In Brazil, light-vehicle sales in 2013 fell 0.9%, the first decline in a decade; growth had averaged more than 10% in each of the previous 10 years. In Russia, light-vehicle sales fell 5.5% in 2013, following three years of strong growth. In India, 2013 auto sales fell 10%, the first annual decline in 11 years.
Among the BRIC countries, only China defies the trend. In 2013, sales rose 14% to 22 million, as China became the first country where more than 20 million cars were sold.
In general, the negative results are continuing this year, as are the positive trends in China.
"Are Emerging Markets the new Achilles heel of the Automotive Industry?" consulting firm LMC Automotive asked recently in a recent press release, where the firm did something that is rare in the forecasting business: It admitted that it had been wrong.
In September, the firm said, it projected that 2014 would bring single-digit automotive sales growth in five emerging markets: Argentina, Brazil, India, Russia and Turkey. But in April, LMC revised that forecast. Now it sees full-year declines of 27% in Argentina, 20% in Turkey, 9% in Russia and 4% in Brazil.
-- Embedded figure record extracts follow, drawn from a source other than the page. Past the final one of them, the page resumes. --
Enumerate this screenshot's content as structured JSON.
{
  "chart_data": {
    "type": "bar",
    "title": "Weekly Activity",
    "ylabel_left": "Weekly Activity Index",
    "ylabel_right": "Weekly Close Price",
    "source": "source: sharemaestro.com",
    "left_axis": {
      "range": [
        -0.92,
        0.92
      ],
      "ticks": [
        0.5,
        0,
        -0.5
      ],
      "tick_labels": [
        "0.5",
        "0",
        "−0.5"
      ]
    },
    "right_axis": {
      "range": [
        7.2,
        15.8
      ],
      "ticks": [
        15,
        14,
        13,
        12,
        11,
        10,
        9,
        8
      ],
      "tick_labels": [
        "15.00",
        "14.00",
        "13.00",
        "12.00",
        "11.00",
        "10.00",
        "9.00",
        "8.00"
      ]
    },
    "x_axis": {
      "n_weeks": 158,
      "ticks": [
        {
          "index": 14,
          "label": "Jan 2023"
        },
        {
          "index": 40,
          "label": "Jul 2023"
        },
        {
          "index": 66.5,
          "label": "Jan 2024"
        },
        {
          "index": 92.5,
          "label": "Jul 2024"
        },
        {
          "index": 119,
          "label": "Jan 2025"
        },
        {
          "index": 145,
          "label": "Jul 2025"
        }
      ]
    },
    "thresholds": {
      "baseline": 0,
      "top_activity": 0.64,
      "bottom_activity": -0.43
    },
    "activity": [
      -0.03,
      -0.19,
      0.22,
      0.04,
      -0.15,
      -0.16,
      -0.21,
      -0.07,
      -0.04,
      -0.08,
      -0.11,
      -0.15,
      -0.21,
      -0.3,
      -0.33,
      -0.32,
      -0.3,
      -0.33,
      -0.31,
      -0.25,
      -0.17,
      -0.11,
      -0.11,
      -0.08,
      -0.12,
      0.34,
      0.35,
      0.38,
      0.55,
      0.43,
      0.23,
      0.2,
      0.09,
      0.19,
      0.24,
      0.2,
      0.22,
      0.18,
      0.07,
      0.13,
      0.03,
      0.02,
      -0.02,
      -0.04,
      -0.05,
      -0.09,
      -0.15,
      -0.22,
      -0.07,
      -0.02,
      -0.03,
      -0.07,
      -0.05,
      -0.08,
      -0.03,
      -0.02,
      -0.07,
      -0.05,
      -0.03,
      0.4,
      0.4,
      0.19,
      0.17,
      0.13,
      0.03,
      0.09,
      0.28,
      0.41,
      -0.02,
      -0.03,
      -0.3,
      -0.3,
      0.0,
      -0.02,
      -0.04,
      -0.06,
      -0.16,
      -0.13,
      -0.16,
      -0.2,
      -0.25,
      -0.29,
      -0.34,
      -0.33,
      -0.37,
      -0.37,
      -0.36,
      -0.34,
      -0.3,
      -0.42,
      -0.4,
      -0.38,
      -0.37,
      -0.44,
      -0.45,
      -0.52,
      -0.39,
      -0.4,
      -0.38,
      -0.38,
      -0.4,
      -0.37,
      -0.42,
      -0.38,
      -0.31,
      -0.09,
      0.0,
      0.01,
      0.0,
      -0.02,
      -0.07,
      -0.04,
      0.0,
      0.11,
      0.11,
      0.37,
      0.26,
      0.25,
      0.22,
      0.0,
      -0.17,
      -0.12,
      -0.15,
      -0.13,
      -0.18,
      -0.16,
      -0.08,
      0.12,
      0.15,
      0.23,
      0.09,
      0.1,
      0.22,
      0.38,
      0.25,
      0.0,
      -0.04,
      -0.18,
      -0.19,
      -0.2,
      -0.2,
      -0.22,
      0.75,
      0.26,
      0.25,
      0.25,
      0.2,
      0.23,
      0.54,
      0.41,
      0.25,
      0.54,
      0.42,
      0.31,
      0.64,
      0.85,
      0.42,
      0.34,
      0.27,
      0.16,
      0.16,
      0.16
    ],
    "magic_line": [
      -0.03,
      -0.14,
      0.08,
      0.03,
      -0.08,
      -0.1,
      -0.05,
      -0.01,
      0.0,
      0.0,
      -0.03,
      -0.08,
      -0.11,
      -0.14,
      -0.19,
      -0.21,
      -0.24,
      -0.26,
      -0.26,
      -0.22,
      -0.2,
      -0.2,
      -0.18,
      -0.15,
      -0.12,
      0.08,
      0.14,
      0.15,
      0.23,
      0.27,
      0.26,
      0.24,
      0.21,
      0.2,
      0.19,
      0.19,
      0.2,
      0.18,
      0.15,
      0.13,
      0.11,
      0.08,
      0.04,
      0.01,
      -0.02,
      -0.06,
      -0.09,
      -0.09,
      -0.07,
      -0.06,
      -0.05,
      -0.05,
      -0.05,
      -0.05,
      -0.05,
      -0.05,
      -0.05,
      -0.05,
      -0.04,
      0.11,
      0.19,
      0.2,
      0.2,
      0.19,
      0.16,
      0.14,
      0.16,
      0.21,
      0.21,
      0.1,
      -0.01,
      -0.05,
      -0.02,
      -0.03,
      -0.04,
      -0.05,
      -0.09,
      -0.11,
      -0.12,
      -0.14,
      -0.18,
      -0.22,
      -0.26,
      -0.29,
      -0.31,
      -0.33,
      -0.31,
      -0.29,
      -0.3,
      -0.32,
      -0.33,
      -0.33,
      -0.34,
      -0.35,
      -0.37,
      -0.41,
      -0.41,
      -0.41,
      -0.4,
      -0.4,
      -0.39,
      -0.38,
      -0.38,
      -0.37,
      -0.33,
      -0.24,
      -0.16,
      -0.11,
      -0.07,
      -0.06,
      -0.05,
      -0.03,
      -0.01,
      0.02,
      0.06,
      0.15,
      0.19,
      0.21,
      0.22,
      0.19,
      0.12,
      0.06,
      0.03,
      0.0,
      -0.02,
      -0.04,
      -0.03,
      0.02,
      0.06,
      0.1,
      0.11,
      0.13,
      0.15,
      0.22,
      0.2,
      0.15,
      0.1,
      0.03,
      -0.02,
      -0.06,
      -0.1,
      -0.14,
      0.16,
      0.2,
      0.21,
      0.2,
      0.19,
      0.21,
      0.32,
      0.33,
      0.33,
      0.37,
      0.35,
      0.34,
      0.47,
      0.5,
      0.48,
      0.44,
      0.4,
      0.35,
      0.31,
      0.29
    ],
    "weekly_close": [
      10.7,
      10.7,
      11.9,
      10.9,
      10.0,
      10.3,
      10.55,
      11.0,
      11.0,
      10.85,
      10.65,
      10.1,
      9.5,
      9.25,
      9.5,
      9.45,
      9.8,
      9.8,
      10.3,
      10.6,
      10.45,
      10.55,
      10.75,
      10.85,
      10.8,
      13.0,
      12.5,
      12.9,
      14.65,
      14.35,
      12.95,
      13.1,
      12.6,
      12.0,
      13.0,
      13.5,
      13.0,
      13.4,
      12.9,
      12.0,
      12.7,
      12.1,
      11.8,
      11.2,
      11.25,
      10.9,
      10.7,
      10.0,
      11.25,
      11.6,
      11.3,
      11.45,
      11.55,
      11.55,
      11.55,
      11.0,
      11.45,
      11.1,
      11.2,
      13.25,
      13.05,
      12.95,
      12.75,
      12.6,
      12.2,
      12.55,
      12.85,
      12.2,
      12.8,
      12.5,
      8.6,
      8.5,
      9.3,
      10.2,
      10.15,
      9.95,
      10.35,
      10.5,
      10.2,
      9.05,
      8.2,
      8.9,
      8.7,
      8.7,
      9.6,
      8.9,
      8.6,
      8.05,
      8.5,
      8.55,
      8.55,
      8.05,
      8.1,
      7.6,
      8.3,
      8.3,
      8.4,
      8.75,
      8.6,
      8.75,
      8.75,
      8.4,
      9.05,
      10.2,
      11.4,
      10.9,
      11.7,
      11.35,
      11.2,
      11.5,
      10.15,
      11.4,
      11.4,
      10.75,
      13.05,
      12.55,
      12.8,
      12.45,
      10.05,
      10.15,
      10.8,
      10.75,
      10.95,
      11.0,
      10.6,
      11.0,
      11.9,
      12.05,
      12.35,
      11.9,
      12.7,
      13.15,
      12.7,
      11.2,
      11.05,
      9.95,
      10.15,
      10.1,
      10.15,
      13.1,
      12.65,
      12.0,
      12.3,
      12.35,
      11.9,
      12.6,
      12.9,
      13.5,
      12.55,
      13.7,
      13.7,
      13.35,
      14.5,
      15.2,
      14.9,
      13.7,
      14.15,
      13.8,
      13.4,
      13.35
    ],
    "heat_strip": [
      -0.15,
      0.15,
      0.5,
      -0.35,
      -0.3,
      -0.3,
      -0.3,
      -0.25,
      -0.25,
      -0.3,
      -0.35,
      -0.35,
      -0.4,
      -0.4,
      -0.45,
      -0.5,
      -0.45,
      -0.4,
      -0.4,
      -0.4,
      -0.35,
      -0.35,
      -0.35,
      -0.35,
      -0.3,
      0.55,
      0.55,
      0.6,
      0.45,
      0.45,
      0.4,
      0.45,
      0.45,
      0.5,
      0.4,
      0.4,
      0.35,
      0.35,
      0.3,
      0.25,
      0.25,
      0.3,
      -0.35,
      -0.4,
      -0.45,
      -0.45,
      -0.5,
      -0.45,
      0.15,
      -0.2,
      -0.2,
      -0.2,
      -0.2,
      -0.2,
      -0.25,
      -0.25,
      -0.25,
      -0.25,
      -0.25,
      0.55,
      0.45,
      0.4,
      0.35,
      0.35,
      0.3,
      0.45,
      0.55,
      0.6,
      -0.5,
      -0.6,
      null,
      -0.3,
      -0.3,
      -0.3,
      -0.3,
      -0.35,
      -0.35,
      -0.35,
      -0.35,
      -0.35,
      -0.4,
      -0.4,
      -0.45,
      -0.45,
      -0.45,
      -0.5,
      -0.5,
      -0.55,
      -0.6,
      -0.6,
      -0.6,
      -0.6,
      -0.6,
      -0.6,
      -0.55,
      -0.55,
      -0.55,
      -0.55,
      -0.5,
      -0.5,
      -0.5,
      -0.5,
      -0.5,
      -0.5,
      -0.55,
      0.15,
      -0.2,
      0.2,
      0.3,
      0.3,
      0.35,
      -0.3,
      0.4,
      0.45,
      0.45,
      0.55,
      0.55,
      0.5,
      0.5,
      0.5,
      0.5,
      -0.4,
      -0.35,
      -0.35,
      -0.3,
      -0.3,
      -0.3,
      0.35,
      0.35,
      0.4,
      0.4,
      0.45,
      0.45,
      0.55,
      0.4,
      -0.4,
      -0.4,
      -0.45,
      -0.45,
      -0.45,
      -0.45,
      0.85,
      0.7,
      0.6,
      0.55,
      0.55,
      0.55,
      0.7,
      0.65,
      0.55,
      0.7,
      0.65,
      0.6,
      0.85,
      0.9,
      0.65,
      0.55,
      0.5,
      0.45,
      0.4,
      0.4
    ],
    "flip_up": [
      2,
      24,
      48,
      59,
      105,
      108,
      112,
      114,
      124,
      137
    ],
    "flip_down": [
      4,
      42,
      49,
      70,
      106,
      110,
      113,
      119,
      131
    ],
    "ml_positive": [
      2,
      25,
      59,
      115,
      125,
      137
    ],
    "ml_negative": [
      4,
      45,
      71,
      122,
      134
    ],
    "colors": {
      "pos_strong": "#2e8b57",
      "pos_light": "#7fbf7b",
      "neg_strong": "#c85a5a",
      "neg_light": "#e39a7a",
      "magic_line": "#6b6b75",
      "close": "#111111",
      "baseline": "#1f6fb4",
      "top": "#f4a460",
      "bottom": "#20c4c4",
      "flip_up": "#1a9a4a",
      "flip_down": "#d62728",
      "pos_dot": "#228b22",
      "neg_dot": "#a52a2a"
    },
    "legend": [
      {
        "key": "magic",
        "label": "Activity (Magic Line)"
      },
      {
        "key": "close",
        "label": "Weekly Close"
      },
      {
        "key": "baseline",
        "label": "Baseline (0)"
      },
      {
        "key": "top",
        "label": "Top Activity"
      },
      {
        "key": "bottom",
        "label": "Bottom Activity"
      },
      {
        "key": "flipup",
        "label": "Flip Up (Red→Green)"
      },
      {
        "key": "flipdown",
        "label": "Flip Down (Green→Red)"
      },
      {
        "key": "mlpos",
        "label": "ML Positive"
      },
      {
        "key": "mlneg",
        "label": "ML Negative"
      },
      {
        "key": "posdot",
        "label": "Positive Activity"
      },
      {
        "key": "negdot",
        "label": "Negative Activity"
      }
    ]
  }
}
Also, LMC now forecasts 3% growth in India, down from its September forecast of 9%. It now forecasts a 20% decline in Thailand; it had predicted a decline of 9%.
"While the U.S., China and Western Europe continue to be likely sources of expansion in 2014, driving our outlook for the year, a number of large and previously dynamic emerging markets have moved from growth to stagnation, or even outright contraction," said Pete Kelly, managing director of LMC Automotive, in a prepared statement.
As for China, it remains a mixed picture, despite the positives.
Chinese domestic automakers are generally losing share, but the international companies are flourishing. Ford's (F) 2013 sales rose 49% to 935,818 units and sales by market leader GM (GM) rose 11.4% to 3.16 million.